Après la débâcle sportive, l’onde de choc politique. Près d’un mois après l’élimination de l’Allemagne dès le premier tour de la Coupe du monde, le départ du joueur Mesut Özil de l’équipe nationale suscite une polémique. Les enjeux dépassent le cadre footballistique. « C’est avec le cœur lourd et après beaucoup de réflexion que (…) je ne jouerai plus pour l’Allemagne de matchs internationaux, aussi longtemps que je ressentirai du racisme et du manque de respect à mon égard », a indiqué sur Twitter, dimanche 22 juillet, le milieu de terrain allemand d’origine turque, âgé de 29 ans.
Cette annonce a déclenché une avalanche de réactions. « Le départ de Mesut Özil est une césure sportive, politique et sociétale », observait, lundi, le quotidien Tagesspiegel. « Mesut Özil n’était pas n’importe quel joueur dans cette équipe nationale.

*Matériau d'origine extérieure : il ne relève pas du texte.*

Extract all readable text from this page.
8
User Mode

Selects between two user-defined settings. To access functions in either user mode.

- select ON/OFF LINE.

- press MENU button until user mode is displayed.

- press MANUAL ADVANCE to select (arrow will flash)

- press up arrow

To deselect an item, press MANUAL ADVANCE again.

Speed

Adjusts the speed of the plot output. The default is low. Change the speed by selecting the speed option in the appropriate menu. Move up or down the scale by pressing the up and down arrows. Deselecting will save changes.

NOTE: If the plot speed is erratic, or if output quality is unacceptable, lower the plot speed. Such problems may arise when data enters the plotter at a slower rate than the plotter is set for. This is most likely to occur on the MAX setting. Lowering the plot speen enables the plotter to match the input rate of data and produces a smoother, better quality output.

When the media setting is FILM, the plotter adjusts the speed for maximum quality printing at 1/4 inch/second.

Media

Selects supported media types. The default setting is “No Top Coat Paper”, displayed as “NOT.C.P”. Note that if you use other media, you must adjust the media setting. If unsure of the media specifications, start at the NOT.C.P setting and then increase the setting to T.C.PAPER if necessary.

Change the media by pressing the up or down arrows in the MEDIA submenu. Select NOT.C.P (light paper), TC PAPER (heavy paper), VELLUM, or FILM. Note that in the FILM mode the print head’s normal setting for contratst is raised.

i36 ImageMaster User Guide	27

C’était un symbole de cohabitation et de vivre-ensemble pour les citoyens d’origine turque qui, depuis X générations, vivent en Allemagne. Cette brutale rupture entre Özil et l’équipe nationale est la vraie défaite de cet été – bien plus que celle des onze joueurs allemands au premier tour de la Coupe du monde », analysait, de son côté, le Süddeutsche Zeitung.

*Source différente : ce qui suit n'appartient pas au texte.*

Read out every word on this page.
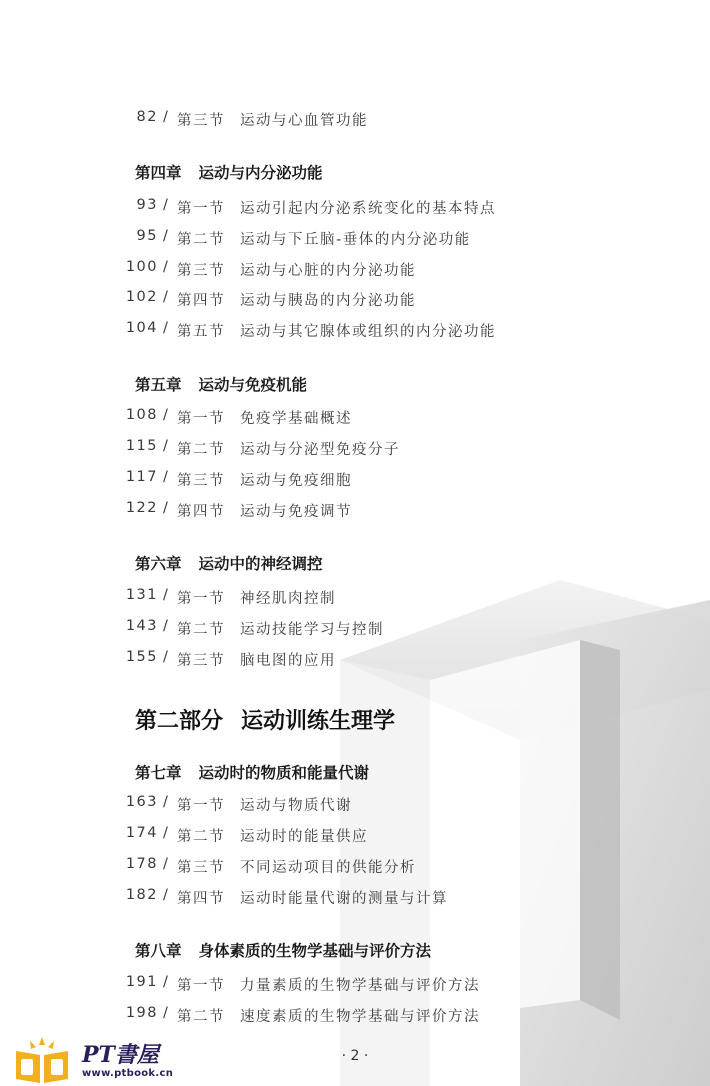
82 / 第三节 运动与心血管功能
第四章 运动与内分泌功能
93 / 第一节 运动引起内分泌系统变化的基本特点
95 / 第二节 运动与下丘脑-垂体的内分泌功能
100 / 第三节 运动与心脏的内分泌功能
102 / 第四节 运动与胰岛的内分泌功能
104 / 第五节 运动与其它腺体或组织的内分泌功能
第五章 运动与免疫机能
108 / 第一节 免疫学基础概述
115 / 第二节 运动与分泌型免疫分子
117 / 第三节 运动与免疫细胞
122 / 第四节 运动与免疫调节
第六章 运动中的神经调控
131 / 第一节 神经肌肉控制
143 / 第二节 运动技能学习与控制
155 / 第三节 脑电图的应用
第二部分 运动训练生理学
第七章 运动时的物质和能量代谢
163 / 第一节 运动与物质代谢
174 / 第二节 运动时的能量供应
178 / 第三节 不同运动项目的供能分析
182 / 第四节 运动时能量代谢的测量与计算
第八章 身体素质的生物学基础与评价方法
191 / 第一节 力量素质的生物学基础与评价方法
198 / 第二节 速度素质的生物学基础与评价方法
· 2 ·
PT書屋
www.ptbook.cn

Pour comprendre l’émotion suscitée par cette affaire, il faut remonter au 13 mai. Ce jour-là , une série de photos montrent deux joueurs allemands d’origine turque, Mesut Özil et Ilkay Gündogan, poser aux côtés du président turc Recep Tayyip Erdogan et lui offrir des maillots de leurs équipes respectives, Arsenal pour le premier, Manchester City pour le second.
« Allemand quand nous gagnons, immigré quand nous perdons »
Prises à Londres, ces photos avaient été opportunément diffusées sur les réseaux sociaux par les partisans de M. Erdogan. A six semaines des élections présidentielle et législatives turques, ce dernier – qui fut réélu, le 24 juin, dès le premier tour – ne pouvait rêver meilleure publicité. En Allemagne, ces images avaient été condamnées par tous les partis politiques, qui ont critiqué cet hommage rendu à un dirigeant étranger à la tête d’un régime autoritaire.
Dimanche, Mesut Özil a estimé que ces reproches étaient infondés. « Comme beaucoup de personnes, mes origines proviennent de différents pays, a expliqué le joueur de 29 ans né à Gelsenkirchen, une ville industrielle de Rhénanie-du-Nord-Westphalie, le Land qui compte la plus importante communauté turque. J’ai deux cœurs : un allemand et un turc. (…) Pour moi, faire une photo avec le président Erdogan n’était en aucun cas politique, il s’agissait juste (…) de ne pas manquer de respect aux racines de mes ancêtres. »
Dans la lettre justifiant son départ, Mesut Özil s’en est également pris à Reinhard Grindel, président de la Fédération allemande de football (DFB) et ancien député de l’Union chrétienne-démocrate (CDU). « Aux yeux de Grindel et de ses soutiens, je suis allemand quand nous gagnons, mais je suis un immigré quand nous perdons », a-t-il déploré, en référence au peu de soutien que lui a apporté la DFB après l’élimination de l’Allemagne de la Coupe du monde, qui lui a valu de violentes attaques racistes, lui qui avait joué dans l’équipe victorieuse du Mondial 2014, au Brésil.
Depuis dimanche, les réactions sont très diverses. D’un côté, certains ont choisi d’accabler Mesut Özil. C’est le cas du tabloïd conservateur Bild, qui a qualifié ses explications de « jérémiades ». Pour le quotidien le plus lu d’Allemagne, le joueur est indéfendable, d’abord en raison de son soutien à M. Erdogan, un « despote » qui cherche à imposer une « dictature islamiste », ensuite à cause de son jeu « minable » lors de la Coupe du monde. Un argument repris par Uli Hoeness, le président du Bayern Munich.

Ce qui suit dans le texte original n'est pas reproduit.